Si la semence divine de la Parole a été semée dans nos cœurs, alors nous pouvons en être certains, de jour comme de nuit, nous pouvons nous coucher en paix et nous lever en toute confiance, assurés qu’une moisson viendra. Et les moissonneurs seront là. La paille sera brûlée et emportée par le vent, le blé sera recueilli dans les greniers célestes. Tout cela est déjà prédéterminé par Dieu. Nous n’avons plus notre mot à dire. Et écoutez ce qui est dit ensuite au verset 28 :

« La terre produit d’elle-même, d’abord l’herbe, puis l’épi, puis le blé tout formé dans l’épi ; mais, dès que le fruit est mûr, on met aussitôt la faucille à l’œuvre, car la moisson est là ».

C’est ainsi que Dieu l’a décidé, et Il a pris cette parabole pour nous faire comprendre que le blé est déjà du blé dès que les deux feuilles poussent, que la tige grandit et que l’épi apparaît : Tout cela, c’est déjà du blé ! Tout le processus c’est déjà du blé ! Mais ce qui est utilisable à la fin, c’est ce qui, issu de toute cette croissance, se rassemble en haut sous forme de vie dans l’épi, à savoir le même blé avec la même qualité que celui que celui qui a été mis en terre lors du semis. L’avons-nous compris ?

Jésus Lui-même a donné cette parabole et a dit : « Si le grain de blé ne meurt pas, il reste seul ; mais s’il meurt, il porte beaucoup de fruit ». Il a été livré à la mort afin que beaucoup soient engendrés comme Lui, de la même manière, en tant que fils et filles de Dieu, dotés d’une nouvelle vie divine et éternelle et qu’ils aient la même qualité que Lui.
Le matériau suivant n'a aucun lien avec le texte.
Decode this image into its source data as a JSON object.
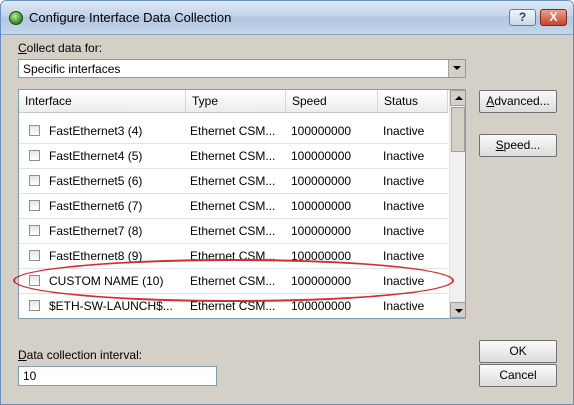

Pour nous, cela peut en effet sembler incompréhensible aujourd’hui, non pas parce que nous ne voulons ou ne pouvons pas y croire, mais cela dépasse notre compréhension et nos capacités lorsque Jean nous écrit : « Nous serons semblables à Lui, car nous Le verrons tel qu’Il est ».

Si l’on se dit cela aujourd’hui et que chacun se regarde alors soi-même ou peut-être regarde encore les autres, c’est toujours pire ! il vaut mieux alors se regarder soi-même et dans le miroir plutôt que de regarder les autres. Car dans le regard de chacun l’autre est toujours un peu plus mal loti. Mais, ne pouvons-nous pas croire ensemble ce que dit la Parole de Dieu ? « Nous serons semblables à Lui ». Cela nous rend humble, cela nous fait nous incliner dans l’amour sous la main puissante de Dieu.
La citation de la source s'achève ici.